-3

I made a basic regex to find a url:

([a-zA-Z0-9]+\.|)([a-zA-Z0-9\-])+\.[a-z]+[a-zA-Z0-9\?\/\=\-\_]*

([a-zA-Z0-9]+\.|) For a subdomain ([a-zA-Z0-9\-])+ for the hostname \.[a-z]+for the domain [a-zA-Z0-9\?\/\=\-\_]* for the path

When I run this basic program

text = "test.google.com test.google.com"
urls = re.findall("([a-zA-Z0-9]+\.|)([a-zA-Z0-9\-])+\.[a-z]+[a-zA-Z0-9\?\/\=\-\_]*", text)
print(urls)

I get this output [('test.', 'e'), ('test.', 'e')]

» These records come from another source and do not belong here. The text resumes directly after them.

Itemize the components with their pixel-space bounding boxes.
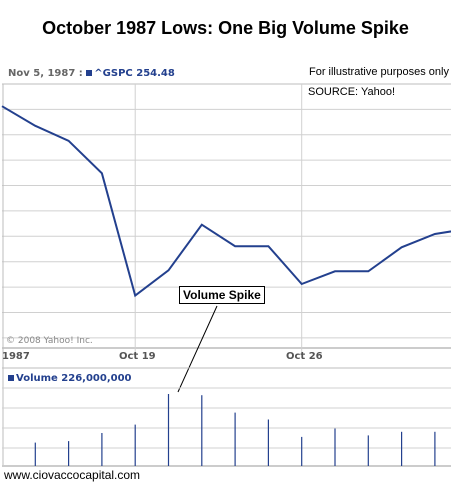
series-marker-icon bbox=[86, 69, 93, 76]
illustrative-note: For illustrative purposes only bbox=[308, 66, 449, 78]
quote-symbol: ^GSPC bbox=[94, 68, 133, 79]
chart-title: October 1987 Lows: One Big Volume Spike bbox=[42, 18, 409, 38]
volume-label: Volume bbox=[16, 373, 58, 384]
annotation-pointer bbox=[177, 305, 218, 393]
footer-url: www.ciovaccocapital.com bbox=[4, 468, 141, 482]
quote-date: Nov 5, 1987 : bbox=[8, 68, 83, 79]
source-note: SOURCE: Yahoo! bbox=[308, 86, 396, 98]
quote-value: 254.48 bbox=[136, 68, 175, 79]
x-tick-oct-19: Oct 19 bbox=[119, 351, 156, 362]
volume-spike-annotation: Volume Spike bbox=[179, 286, 265, 304]
price-series-line bbox=[1, 105, 451, 298]
quote-header: Nov 5, 1987 : ^GSPC 254.48 bbox=[8, 68, 175, 79]
volume-marker-icon bbox=[8, 374, 14, 381]
x-tick-oct-26: Oct 26 bbox=[286, 351, 323, 362]
volume-value: 226,000,000 bbox=[61, 373, 132, 384]
copyright-text: © 2008 Yahoo! Inc. bbox=[6, 336, 93, 346]
x-tick-1987: 1987 bbox=[2, 351, 30, 362]
volume-legend: Volume 226,000,000 bbox=[8, 373, 132, 384]
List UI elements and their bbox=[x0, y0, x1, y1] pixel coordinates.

I assume it has something to do with my regex, but what? Thanks!

wtreston
  • 1,051
  • 12
  • 28

2 Answers2

-1

The parentheses denote capture groups and this is what is getting returned from findall

Kevin Glasson
  • 408
  • 2
  • 13
-1

Because re.findall would return all the captured chars when capturing group exists. Remove the capturing group or turning it to a non-capturing group will return all the matched chars.

(?:[a-zA-Z0-9]+\.)?[a-zA-Z0-9\-]+\.[a-z]+[a-zA-Z0-9\?\/\=\-\_]*

https://regex101.com/r/efXF9D/1/

or

If you want to capture each part separately then you have to use appropriate capturing group for each.

(?:([a-zA-Z0-9]+)\.)?([a-zA-Z0-9\-]+)\.([a-z]+)([a-zA-Z0-9\?\/\=\-\_]*)

https://regex101.com/r/efXF9D/2/

Avinash Raj
  • 172,303
  • 28
  • 230
  • 274